Emerging evidence has shown that IPF is an aging-related disease involving accumulation of cell senescence, fibrosis, matrix remodeling, inflammation, DNA damage, telomere attrition, and alveolar epithelial oxidation [41]. Two therapeutic approaches involving drugs termed “senolytics” or “senomorphics” are the main strategies to address age-related diseases [23]. “Senolytic” refers to the effect of selective elimination of senescent cells. Recently, it was reported that senolytic drugs could relieve or reverse the development of aging-related diseases, such as cardiac dysregulation, diabetes mellitus, and pulmonary fibrosis [42]. Studies have revealed that treatment with dasatinib (D) and quercetin (Q) in combination (DQ) in large randomized, controlled trials for IPF is feasible [41]. Notably, senescent cells also play an important role in tissue homeostasis under physiological conditions, making senolytics a cautious choice. An alternative application is the drugs named “senomorphics”, which have the ability to neutralize the detrimental effect of SASP factors. Currently, major efforts have been made to identify novel antisenescent compounds for IPF therapy. Previous studies have defined azithromycin and RXM, both macrolide antibiotics that act as senolytic drugs that target senescent lung fibroblasts, but their parent macrolide compound erythromycin shows no senolytic properties [24]. In addition, it has been reported that RXM and clarithromycin inhibit BLM-induced acute lung injury in mice, whereas azithromycin showed a weaker anti-inflammatory effect in this model [27]. Previous findings, together with our work, highlight the problem of whether the difference in this effect is due to a specific molecular structure. Could this chemical structure be employed for further modifications to obtain compounds with even better senolytic and antifibrotic activities? These questions deserve further consideration and research. Despite this, systematic and comprehensive studies of RXM in lung fibrosis and its relationship with cell senescence remain elusive. Our work not only supported the previous discoveries but also provided extended evidence that RXM is not only a senolytic but also a senomorphic. In addition, RXM was able to ameliorate both BLM-induced pulmonary fibrosis and the senescent phenotype in a NOX4-dependent manner, suggesting the potential of RXM as a therapy for IPF.

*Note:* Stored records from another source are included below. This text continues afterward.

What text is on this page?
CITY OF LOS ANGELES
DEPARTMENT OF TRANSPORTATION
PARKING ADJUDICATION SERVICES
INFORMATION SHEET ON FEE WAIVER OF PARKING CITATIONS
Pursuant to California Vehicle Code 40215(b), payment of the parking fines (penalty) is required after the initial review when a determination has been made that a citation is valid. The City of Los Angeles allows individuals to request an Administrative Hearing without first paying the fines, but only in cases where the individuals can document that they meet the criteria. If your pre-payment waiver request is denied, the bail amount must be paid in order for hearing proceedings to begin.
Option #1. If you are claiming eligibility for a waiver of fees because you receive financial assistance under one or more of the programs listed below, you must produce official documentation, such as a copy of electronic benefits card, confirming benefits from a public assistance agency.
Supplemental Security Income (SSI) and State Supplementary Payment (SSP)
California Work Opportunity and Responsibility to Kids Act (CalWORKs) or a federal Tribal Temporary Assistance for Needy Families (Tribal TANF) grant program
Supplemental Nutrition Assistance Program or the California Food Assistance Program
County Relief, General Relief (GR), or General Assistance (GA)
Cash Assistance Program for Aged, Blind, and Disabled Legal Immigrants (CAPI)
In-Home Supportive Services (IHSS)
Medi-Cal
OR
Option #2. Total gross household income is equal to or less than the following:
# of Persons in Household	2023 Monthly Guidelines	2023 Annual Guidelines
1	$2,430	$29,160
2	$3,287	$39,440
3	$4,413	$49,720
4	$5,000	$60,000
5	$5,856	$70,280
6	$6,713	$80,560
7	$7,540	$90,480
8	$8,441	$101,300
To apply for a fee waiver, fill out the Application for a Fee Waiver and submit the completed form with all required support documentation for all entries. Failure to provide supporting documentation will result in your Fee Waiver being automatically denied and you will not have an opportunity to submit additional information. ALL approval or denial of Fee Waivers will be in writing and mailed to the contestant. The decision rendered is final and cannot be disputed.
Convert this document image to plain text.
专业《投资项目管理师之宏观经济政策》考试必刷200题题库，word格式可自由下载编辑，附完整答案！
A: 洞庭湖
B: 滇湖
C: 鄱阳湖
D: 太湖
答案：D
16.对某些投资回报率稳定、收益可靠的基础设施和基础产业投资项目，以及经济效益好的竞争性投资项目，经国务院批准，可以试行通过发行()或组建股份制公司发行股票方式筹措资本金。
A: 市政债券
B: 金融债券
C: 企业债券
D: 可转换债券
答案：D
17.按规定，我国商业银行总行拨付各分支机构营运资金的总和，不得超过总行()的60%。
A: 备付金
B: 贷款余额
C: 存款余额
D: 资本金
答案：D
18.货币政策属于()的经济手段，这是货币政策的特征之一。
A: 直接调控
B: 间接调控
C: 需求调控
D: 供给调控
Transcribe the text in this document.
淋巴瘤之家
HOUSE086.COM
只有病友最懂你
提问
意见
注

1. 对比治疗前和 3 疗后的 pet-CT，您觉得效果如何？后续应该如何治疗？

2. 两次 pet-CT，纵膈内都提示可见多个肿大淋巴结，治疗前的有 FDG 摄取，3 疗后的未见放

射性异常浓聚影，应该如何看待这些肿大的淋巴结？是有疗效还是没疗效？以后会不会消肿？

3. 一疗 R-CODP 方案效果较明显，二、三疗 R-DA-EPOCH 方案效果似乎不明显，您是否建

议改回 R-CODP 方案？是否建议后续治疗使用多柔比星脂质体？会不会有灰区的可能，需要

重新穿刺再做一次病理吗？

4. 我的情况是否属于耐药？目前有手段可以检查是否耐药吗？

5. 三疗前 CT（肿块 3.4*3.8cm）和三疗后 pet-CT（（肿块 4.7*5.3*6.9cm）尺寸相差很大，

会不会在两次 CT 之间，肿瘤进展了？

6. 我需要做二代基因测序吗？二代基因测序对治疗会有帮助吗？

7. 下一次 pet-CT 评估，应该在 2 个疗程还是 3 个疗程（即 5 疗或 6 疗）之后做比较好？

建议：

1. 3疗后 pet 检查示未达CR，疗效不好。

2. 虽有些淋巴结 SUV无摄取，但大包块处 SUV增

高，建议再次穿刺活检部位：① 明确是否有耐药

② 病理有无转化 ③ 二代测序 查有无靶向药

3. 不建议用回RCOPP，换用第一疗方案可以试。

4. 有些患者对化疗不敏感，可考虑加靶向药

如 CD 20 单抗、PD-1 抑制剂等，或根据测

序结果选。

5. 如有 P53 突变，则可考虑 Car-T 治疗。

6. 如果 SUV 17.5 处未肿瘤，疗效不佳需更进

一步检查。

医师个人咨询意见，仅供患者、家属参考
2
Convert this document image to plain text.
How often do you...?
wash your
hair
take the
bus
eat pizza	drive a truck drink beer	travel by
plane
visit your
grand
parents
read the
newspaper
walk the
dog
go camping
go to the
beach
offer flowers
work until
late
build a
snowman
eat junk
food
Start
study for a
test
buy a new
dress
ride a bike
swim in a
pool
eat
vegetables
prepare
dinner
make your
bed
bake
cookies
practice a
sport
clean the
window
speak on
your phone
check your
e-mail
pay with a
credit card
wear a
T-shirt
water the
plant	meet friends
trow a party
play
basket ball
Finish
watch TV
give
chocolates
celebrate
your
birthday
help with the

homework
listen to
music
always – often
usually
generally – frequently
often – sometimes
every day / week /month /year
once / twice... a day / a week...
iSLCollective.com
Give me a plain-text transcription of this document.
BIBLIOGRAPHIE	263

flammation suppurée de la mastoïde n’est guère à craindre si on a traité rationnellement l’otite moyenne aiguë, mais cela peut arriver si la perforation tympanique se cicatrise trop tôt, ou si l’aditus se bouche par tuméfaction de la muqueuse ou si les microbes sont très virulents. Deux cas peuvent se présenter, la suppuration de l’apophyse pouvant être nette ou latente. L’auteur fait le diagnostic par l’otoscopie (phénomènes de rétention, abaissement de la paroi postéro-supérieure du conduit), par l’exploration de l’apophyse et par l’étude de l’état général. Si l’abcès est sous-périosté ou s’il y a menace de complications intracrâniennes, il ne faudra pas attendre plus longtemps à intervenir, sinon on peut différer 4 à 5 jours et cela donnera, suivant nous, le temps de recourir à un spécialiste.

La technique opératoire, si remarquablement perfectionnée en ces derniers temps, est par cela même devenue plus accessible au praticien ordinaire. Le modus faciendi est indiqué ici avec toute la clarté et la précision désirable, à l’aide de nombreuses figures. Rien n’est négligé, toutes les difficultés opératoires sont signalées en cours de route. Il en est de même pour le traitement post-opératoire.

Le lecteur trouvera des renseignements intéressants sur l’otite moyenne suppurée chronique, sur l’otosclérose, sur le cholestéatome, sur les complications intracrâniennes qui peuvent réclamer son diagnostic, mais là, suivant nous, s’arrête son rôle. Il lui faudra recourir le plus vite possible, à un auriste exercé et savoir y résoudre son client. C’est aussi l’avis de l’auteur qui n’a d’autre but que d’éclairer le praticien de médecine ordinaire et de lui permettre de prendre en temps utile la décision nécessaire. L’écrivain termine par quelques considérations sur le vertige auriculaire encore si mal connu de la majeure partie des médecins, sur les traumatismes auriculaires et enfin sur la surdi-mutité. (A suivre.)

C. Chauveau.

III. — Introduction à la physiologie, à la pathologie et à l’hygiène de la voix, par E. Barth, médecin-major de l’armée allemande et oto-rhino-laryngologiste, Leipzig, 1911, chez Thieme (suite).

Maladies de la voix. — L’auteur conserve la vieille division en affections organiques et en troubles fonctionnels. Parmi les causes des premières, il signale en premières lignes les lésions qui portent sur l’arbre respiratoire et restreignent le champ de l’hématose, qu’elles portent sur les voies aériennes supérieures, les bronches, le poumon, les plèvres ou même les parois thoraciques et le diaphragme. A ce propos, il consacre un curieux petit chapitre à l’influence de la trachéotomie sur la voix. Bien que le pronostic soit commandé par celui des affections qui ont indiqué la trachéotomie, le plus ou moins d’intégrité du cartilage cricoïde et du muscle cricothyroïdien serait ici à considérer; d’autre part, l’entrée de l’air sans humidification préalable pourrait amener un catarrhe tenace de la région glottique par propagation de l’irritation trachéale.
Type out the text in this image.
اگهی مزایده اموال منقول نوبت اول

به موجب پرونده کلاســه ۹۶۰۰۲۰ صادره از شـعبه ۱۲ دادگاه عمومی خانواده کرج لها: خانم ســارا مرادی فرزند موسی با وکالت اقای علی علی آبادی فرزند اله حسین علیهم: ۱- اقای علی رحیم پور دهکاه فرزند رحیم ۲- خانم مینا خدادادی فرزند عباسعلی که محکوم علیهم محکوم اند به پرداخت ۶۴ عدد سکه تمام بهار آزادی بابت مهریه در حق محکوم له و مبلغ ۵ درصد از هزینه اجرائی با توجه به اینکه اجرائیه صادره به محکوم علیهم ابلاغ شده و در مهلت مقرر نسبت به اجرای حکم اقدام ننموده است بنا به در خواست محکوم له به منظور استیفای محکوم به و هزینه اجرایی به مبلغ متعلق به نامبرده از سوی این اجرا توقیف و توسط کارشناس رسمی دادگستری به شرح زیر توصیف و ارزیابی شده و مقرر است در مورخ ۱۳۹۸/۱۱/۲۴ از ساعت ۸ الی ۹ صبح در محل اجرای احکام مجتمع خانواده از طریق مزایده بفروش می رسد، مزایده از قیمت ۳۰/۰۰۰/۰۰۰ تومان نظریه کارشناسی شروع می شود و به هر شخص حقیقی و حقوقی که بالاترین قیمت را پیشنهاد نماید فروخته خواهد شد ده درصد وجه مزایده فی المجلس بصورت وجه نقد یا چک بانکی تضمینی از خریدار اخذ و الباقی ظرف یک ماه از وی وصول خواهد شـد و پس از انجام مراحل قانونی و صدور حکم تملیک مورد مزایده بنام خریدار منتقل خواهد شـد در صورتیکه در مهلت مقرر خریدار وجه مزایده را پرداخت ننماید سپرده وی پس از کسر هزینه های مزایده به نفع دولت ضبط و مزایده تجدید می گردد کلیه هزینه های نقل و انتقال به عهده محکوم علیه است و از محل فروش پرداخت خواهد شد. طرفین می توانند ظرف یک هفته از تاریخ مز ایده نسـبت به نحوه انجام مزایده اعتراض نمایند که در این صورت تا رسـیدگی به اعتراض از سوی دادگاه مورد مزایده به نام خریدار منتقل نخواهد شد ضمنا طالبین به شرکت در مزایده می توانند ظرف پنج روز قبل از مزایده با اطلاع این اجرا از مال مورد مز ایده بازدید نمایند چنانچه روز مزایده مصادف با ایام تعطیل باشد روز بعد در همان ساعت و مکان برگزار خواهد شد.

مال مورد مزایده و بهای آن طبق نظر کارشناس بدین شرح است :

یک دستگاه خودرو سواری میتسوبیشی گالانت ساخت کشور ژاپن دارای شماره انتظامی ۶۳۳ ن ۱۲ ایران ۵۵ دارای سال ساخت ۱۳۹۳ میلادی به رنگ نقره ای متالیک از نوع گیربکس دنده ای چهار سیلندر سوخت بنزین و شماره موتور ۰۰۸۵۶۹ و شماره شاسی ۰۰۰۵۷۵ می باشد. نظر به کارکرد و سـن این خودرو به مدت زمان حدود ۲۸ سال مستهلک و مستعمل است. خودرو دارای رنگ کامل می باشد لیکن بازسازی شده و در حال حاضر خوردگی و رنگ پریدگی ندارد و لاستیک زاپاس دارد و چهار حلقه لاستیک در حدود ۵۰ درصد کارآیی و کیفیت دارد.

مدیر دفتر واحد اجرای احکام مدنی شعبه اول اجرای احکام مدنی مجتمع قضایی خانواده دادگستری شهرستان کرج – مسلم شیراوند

In the mouse model of BLM-induced pulmonary fibrosis, we started RXM intervention 5 days after BLM challenge when the inflammatory and fibrotic status of the lung tissues was significantly enhanced, similar to the status at day 7 after BLM exposure (data not shown). Among the studies on pulmonary fibrosis, drug intervention usually starts at 0 or 7 days after BLM administration in vivo, including preclinical pharmacological studies of the FDA-approved drug nintedanib, which might be attributed to the self-resolution of BLM-induced lung fibrosis in the late stage [43]. Therefore, it is currently difficult to start drug interventions in the late stage, indicating that animal models that can completely simulate human pulmonary fibrosis are in demand. Moreover, IPF patients are usually in the end stage of fibrosis when they present for clinical treatment; thus, it would be logical to test drugs in a more appropriate model of fibrosis, which may help replace the existing lung transplantation treatment of end-stage patients in the future.